On saluera aussi l'efficace procédé consistant à porter le film vers le musical dans ces moments où les personnages veulent vivre dans un monde idéal et vers le mélodrame lorsque les réalités de la vie se rappellent aux deux héros. La forme sert le fond. Ce parti-pris se traduit dans la seconde partie par 40 minutes sans morceaux chantés, un joli pied de nez au genre qui donne toute sa saveur si particulière aux émotions procurées par le film.
Et à la fin, en sifflotant les mélodies jazzy de Justin Hurwitz, toujours, cette question obsédante : faut-il continuer à fantasmer le bonheur ?
[1] - Damien Chazelle : "C'est sans doute Demy qui m'a le plus influencé, non seulement pour ce film mais pour tout ce que j'ai fait jusque-là. Aucun film ne m'a davantage marqué que Les Parapluies de Cherbourg. J'y suis profondément attaché". La séquence d'ouverture de l'embouteillage disparut du montage pendant trois mois avant de réapparaître dans la version définitive.
[2] - Le titre La la land renvoie astucieusement à un monde fantasmé un peu puéril.

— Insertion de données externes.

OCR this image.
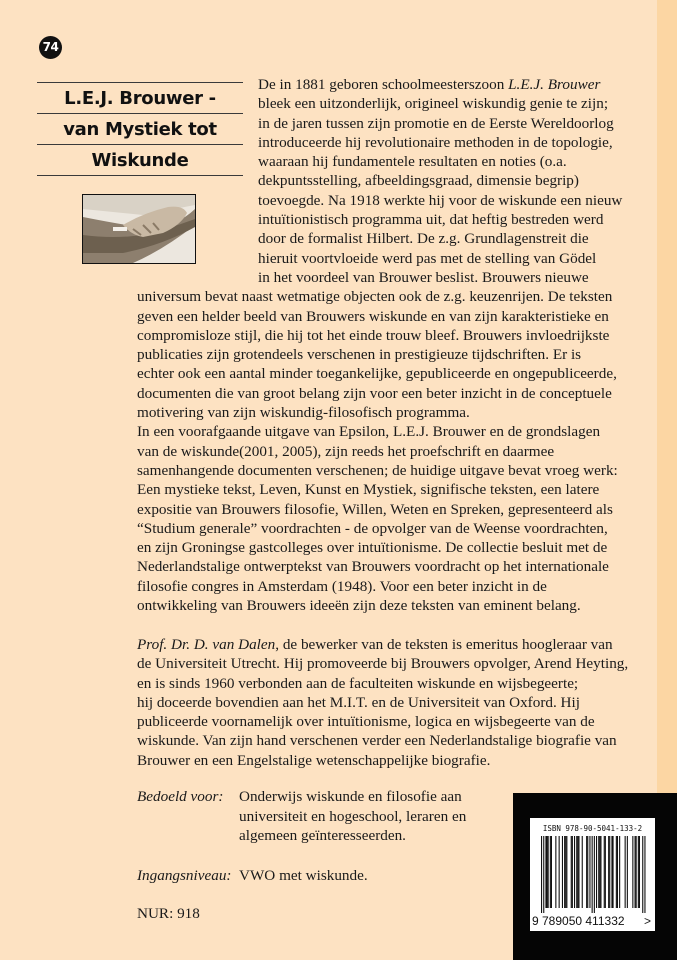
74
L.E.J. Brouwer -
van Mystiek tot
Wiskunde
De in 1881 geboren schoolmeesterszoon L.E.J. Brouwer
bleek een uitzonderlijk, origineel wiskundig genie te zijn;
in de jaren tussen zijn promotie en de Eerste Wereldoorlog
introduceerde hij revolutionaire methoden in de topologie,
waaraan hij fundamentele resultaten en noties (o.a.
dekpuntsstelling, afbeeldingsgraad, dimensie begrip)
toevoegde. Na 1918 werkte hij voor de wiskunde een nieuw
intuïtionistisch programma uit, dat heftig bestreden werd
door de formalist Hilbert. De z.g. Grundlagenstreit die
hieruit voortvloeide werd pas met de stelling van Gödel
in het voordeel van Brouwer beslist. Brouwers nieuwe
universum bevat naast wetmatige objecten ook de z.g. keuzenrijen. De teksten
geven een helder beeld van Brouwers wiskunde en van zijn karakteristieke en
compromisloze stijl, die hij tot het einde trouw bleef. Brouwers invloedrijkste
publicaties zijn grotendeels verschenen in prestigieuze tijdschriften. Er is
echter ook een aantal minder toegankelijke, gepubliceerde en ongepubliceerde,
documenten die van groot belang zijn voor een beter inzicht in de conceptuele
motivering van zijn wiskundig-filosofisch programma.
In een voorafgaande uitgave van Epsilon, L.E.J. Brouwer en de grondslagen
van de wiskunde(2001, 2005), zijn reeds het proefschrift en daarmee
samenhangende documenten verschenen; de huidige uitgave bevat vroeg werk:
Een mystieke tekst, Leven, Kunst en Mystiek, signifische teksten, een latere
expositie van Brouwers filosofie, Willen, Weten en Spreken, gepresenteerd als
“Studium generale” voordrachten - de opvolger van de Weense voordrachten,
en zijn Groningse gastcolleges over intuïtionisme. De collectie besluit met de
Nederlandstalige ontwerptekst van Brouwers voordracht op het internationale
filosofie congres in Amsterdam (1948). Voor een beter inzicht in de
ontwikkeling van Brouwers ideeën zijn deze teksten van eminent belang.
Prof. Dr. D. van Dalen, de bewerker van de teksten is emeritus hoogleraar van
de Universiteit Utrecht. Hij promoveerde bij Brouwers opvolger, Arend Heyting,
en is sinds 1960 verbonden aan de faculteiten wiskunde en wijsbegeerte;
hij doceerde bovendien aan het M.I.T. en de Universiteit van Oxford. Hij
publiceerde voornamelijk over intuïtionisme, logica en wijsbegeerte van de
wiskunde. Van zijn hand verschenen verder een Nederlandstalige biografie van
Brouwer en een Engelstalige wetenschappelijke biografie.
Bedoeld voor: Onderwijs wiskunde en filosofie aan
universiteit en hogeschool, leraren en
algemeen geïnteresseerden.
Ingangsniveau: VWO met wiskunde.
NUR: 918
ISBN 978-90-5041-133-2
9 789050 411332 >
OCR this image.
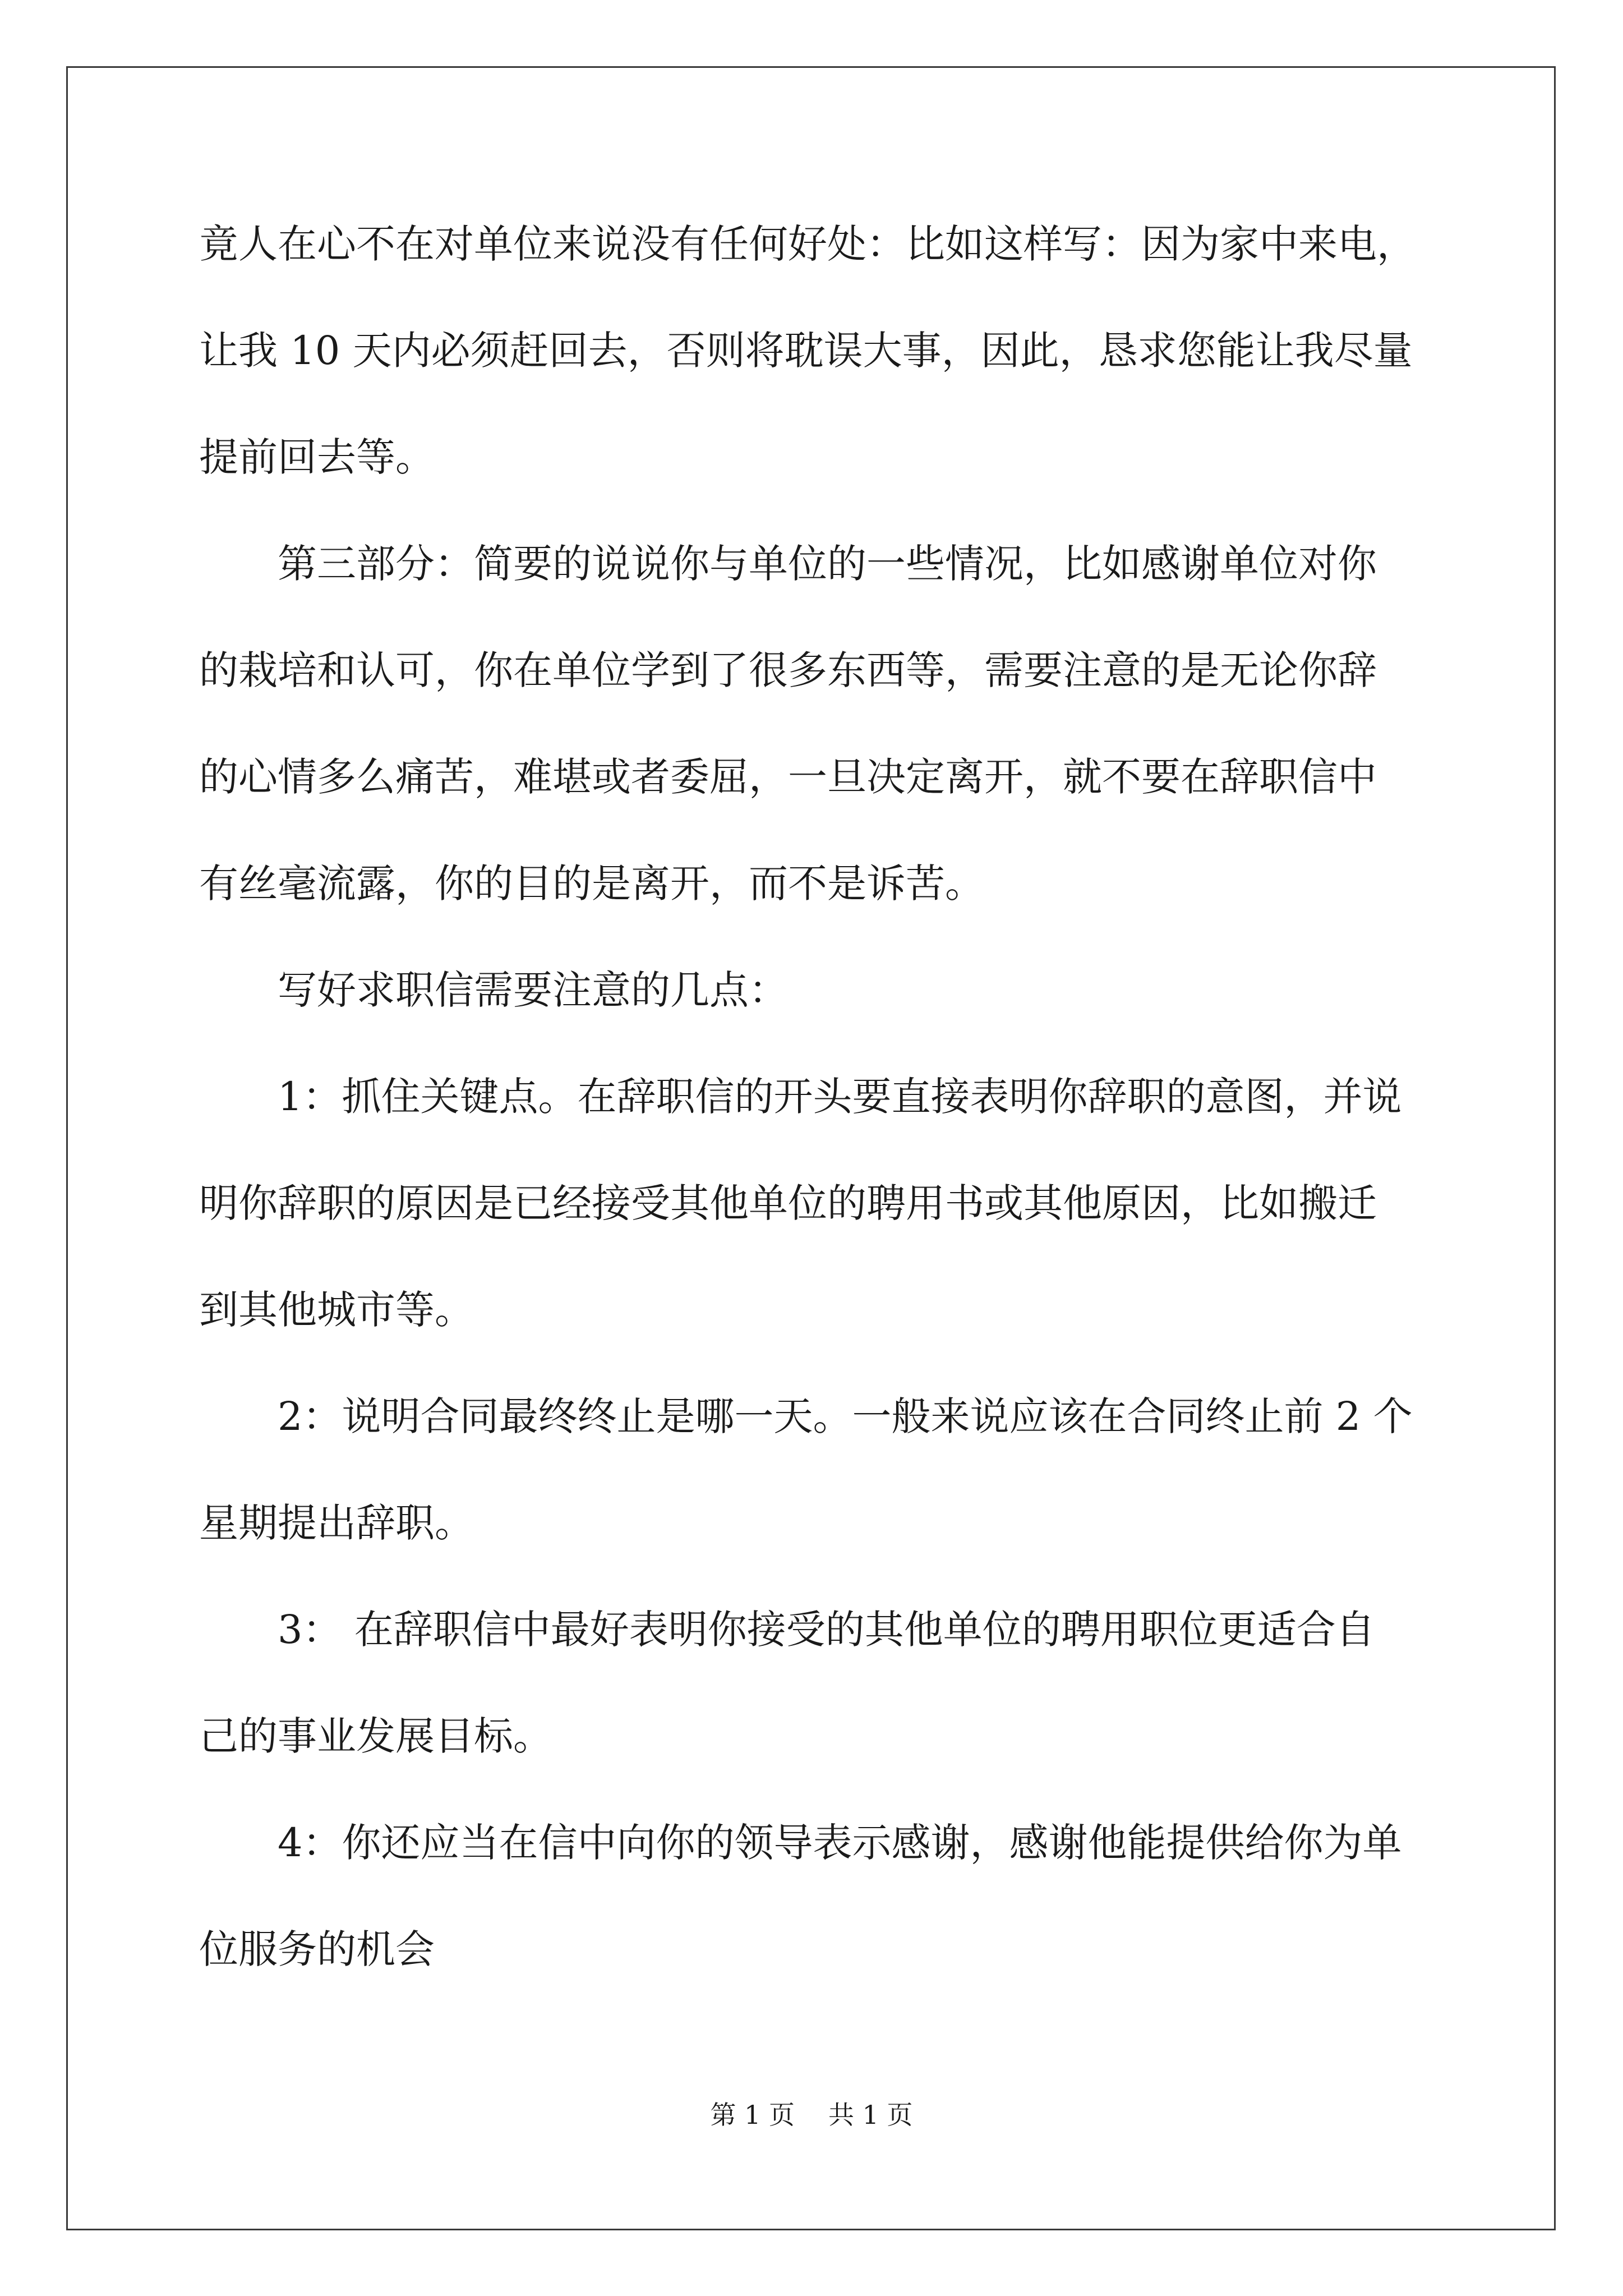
竟人在心不在对单位来说没有任何好处：比如这样写：因为家中来电，
让我 10 天内必须赶回去，否则将耽误大事，因此，恳求您能让我尽量
提前回去等。
第三部分：简要的说说你与单位的一些情况，比如感谢单位对你
的栽培和认可，你在单位学到了很多东西等，需要注意的是无论你辞
的心情多么痛苦，难堪或者委屈，一旦决定离开，就不要在辞职信中
有丝毫流露，你的目的是离开，而不是诉苦。
写好求职信需要注意的几点：
1：抓住关键点。在辞职信的开头要直接表明你辞职的意图，并说
明你辞职的原因是已经接受其他单位的聘用书或其他原因，比如搬迁
到其他城市等。
2：说明合同最终终止是哪一天。一般来说应该在合同终止前 2 个
星期提出辞职。
3： 在辞职信中最好表明你接受的其他单位的聘用职位更适合自
己的事业发展目标。
4：你还应当在信中向你的领导表示感谢，感谢他能提供给你为单
位服务的机会
第 1 页 共 1 页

On le traduirait en français par le monde des Bisounours alors que to be in la la land veut dire planer ou être dans son monde. Et le film traite de ça : "[le film] commence comme une satire de L.A., les bouchons, les wannabe stars qui courent les castings, avant de devenir un hommage à l'esprit de cette ville et à tous les doux dingues qui y habitent." (Damien Chazelle - Première 475). Evidemment, le "la la" renvoie tant à l'acronyme de Los Angeles (L.A.) qu'à la note de musique (la - A en anglais). Le réalisateur franco-américain reconnait avoir trouvé le titre près de deux ans après avoir écrit le script qui était "quasiment prêt depuis 2010" (Damien Chazelle - Les années Laser 241).
[3] - Damien Chazelle est aussi l'auteur du scénario de Grand Piano qui bien que tournant encore autour de la musique, un pianiste virtuose, est à l'opposé de La la land par le sérieux de sa démarche d'en faire un vrai thriller. Son premier film,Guy and Madeline on a Park Bench, produit pour 35.000 $, est plutôt dans le ton de La la land.
[4] - Dans le scénario, ce moment de réflexion de Mia est décrit ainsi : "A few seconds pass. And then she can’t deny it any longer. It’s clear as day to her now. She rises from her seat".